Garsonlar fırlayıp gitti. Çok geçmedi, korna sesi kesiliverdi. Ben hesap almaya devam ediyorum. İyi giyinmişim, kibar konuşuyorum ki bir de yolcuların seni tanıdıklarına satması var. Birinci arabanın yolcuları çekilmeye başlarken, ikinci arabanın yolcuları iştahla yemeklerini yemeye devam ediyorlardı. Bu arada sucu koşarak geldi.
“Ağabey, senin eski ortak durmadan selektör yapıyor. Işıklar da tam kaptanlardan tarafa vuruyor.” dedi.
“Hemen salon şefini yeniden çağırın.” dedim.
“Buyur ağabey.” diye yanımda bitiverdiler.

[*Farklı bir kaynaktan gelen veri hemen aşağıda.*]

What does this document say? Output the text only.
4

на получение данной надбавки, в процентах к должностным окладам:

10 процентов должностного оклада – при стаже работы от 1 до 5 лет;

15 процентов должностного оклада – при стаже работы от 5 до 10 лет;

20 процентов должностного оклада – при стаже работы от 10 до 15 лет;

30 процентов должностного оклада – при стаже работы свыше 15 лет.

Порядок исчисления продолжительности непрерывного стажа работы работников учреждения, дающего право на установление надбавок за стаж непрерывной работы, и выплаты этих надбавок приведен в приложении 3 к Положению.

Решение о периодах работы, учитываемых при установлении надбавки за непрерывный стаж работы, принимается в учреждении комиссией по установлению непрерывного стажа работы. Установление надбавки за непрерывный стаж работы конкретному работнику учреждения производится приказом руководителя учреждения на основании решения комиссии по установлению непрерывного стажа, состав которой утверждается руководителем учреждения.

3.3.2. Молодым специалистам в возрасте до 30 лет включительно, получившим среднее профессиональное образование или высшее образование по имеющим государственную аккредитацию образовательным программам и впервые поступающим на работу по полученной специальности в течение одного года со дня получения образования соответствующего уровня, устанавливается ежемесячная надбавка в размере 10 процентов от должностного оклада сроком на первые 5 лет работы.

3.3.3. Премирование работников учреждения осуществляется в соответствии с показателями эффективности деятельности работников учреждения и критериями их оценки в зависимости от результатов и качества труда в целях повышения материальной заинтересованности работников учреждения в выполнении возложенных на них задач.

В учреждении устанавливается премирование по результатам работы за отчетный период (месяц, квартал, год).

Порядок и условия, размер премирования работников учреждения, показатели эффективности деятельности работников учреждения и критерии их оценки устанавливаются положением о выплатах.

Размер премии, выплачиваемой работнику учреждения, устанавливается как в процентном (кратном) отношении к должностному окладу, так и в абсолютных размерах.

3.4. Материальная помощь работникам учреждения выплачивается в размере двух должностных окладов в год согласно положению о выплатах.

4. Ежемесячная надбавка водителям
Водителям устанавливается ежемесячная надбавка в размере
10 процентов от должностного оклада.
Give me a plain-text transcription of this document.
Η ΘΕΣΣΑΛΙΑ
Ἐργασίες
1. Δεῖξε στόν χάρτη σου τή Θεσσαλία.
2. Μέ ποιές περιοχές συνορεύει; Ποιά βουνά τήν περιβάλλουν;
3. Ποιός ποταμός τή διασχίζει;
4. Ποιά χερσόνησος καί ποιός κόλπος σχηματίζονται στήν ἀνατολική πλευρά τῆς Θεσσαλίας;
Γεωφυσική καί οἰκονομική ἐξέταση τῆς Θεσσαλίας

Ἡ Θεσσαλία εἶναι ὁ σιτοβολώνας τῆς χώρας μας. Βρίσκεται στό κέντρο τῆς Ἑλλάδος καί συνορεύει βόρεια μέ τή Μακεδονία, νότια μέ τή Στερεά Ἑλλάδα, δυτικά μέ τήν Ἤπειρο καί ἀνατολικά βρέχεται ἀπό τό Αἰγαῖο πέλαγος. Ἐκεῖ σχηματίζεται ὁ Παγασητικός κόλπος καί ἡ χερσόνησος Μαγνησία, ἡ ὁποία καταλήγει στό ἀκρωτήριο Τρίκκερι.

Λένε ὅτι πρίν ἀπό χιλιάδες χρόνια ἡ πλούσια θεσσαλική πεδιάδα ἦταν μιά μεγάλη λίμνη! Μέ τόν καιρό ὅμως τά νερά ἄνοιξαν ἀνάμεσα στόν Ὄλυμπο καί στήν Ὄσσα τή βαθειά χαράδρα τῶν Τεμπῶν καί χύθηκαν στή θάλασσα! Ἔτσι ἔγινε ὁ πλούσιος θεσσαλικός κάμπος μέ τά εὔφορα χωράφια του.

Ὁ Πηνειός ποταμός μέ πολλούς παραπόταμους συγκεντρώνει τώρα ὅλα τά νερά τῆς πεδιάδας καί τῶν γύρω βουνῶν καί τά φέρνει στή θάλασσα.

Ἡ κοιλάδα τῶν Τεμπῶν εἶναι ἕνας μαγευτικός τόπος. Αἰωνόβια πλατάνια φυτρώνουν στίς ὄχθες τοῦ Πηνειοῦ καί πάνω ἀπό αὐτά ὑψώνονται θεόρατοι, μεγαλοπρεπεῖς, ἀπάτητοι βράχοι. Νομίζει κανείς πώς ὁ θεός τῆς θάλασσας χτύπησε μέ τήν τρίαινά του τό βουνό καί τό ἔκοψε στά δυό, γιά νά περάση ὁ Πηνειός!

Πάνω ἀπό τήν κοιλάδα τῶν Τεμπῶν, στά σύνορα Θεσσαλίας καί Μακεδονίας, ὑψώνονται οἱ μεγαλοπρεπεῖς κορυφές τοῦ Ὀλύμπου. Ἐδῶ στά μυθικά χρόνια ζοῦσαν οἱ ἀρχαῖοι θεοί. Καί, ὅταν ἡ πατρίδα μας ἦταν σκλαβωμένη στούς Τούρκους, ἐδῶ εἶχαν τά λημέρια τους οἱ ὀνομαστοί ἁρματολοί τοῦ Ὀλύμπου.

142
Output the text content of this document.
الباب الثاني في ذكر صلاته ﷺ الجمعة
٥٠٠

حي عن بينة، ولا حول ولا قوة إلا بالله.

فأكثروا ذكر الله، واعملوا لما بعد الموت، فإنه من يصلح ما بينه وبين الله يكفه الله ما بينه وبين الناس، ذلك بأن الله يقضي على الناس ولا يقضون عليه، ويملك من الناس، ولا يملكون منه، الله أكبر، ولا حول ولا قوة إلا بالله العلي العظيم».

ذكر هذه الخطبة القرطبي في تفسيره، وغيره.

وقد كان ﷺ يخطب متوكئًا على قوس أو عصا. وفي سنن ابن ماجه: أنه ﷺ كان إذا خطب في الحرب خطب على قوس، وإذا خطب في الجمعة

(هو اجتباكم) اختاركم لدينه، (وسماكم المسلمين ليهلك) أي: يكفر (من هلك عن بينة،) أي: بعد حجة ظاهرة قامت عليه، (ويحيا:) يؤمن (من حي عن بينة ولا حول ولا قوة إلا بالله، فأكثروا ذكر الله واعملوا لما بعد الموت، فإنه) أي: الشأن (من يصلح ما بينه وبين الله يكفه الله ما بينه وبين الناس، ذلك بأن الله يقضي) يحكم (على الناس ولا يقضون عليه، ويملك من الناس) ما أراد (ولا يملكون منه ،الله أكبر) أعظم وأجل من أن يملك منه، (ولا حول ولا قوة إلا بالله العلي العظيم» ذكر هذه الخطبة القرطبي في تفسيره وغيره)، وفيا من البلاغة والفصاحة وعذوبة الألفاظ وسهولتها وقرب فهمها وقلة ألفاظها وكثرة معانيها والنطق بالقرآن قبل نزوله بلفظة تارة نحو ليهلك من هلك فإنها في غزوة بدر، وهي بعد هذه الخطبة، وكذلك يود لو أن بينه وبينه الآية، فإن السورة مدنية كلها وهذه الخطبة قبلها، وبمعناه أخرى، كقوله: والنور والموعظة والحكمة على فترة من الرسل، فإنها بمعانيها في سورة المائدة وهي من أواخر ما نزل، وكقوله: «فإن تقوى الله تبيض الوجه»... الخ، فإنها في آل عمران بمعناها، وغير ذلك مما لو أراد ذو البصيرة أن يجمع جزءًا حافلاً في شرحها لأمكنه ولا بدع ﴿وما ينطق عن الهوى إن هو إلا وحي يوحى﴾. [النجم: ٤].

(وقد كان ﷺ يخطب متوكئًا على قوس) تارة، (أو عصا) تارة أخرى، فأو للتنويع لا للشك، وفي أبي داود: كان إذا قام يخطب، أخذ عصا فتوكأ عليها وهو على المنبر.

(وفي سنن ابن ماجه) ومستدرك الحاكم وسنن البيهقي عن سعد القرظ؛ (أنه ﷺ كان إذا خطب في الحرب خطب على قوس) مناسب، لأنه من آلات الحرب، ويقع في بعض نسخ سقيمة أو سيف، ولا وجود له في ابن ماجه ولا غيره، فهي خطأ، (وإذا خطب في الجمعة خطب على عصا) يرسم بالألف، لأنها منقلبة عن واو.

“Şefim, penseyi alın çaktırmadan yine, akünün kablosunu sökün, kırın, ne yaparsanız yapın.” dedim.
Aradan çok geçmedi, arabanın lambaları da söndü. Birinci arabanın anonsu yapıldı. Ben kaptanları takip ediyorum, acaba farkına vardılar mı diye. Kaptan, ceket omuzda fora, kunduranın ucuna tek tek basarak geliyor. Onu öyle görünce sevindim. Kasa hizasına gelince ayağa kalktım.
“Patron çok teşekkür ederim, her şey çok muazzam.” dedi.
Gövdeme kan yürüdü yeniden. Demek farkına varmamışlar diye düşündüm. Otobüsün yanına giderek el salladık. Müşterilerin bazıları da bize el sallayınca mutluluğumuz bir kat daha arttı. Belli ki bunlar bizi Adana’ya kadar öveceklerdi.
Şefe döndüm.
“Bak.” dedim. “Şu öndeki dört koltukta oturanları iyi takip edin. Tüm müşteri memnun olsun ama bunlar daha iyi memnun olsunlar. Vallahi bir memnun kalmazlarsa yolun sonuna kadar seni kötüler dururlar.”
Araba gider gitmez ben diğer kaptanın yanına gittim. Hâllerinden memnun görünüyorlardı, durumu iyi götürüyoruz gibime geldi. Yalnız bir ara adadan tarafa dönerek:
“Bu taraftan bir takırtı geliyor mu desem?” dedi. Ben de bilmezliğe vurup:
“Birileri bir şey mi yapıyor acaba?” dedim.
Meseleyi çaktım. Benim ortak arabayı tahta köprüden çıkartmaya çalışıyor, basamak yüksek oraya çarpıyor. Allah’tan orada ışık yok da görünmüyor. Işık olsa pilimiz çoktan bitmişti zaten.
“Şefim çaylar…” dedim. “Müsaadenizle ben hesapları bir kontrol edeyim.” diye masadan kalktım. Şefe işaret ettim, yanına bir kişi daha al diye.
“Ben ortağı lafa tutunca, siz gereğini yapın.” dedim.
Vardık ki yanındaki iki kişi arabayı arkadan itiyorlardı.
“Hayırdır ortak?” dedim.
“Yahu ortak, girdiği yerden niye çıkmaz bu meret?” dedi.
“Çıkar, sen onu kafana takma.” dedim. Yanındakileri kenara çekip “Hemen burayı terk ediyorsunuz. Arkanıza bakmadan acele…” dedim. Ben konuşmaya devam ederken arabanın bagajı yavaş yavaş yere doğru iniyordu.
“Ortak sen şöyle uzan, müşteriyi savunca arabayı çıkartırız.” dedim.
“Tamam.” dedi, başını arabada taşıdığı yastığın üzerine atıverdi. Derin bir oh çekerek işimizin başına döndük.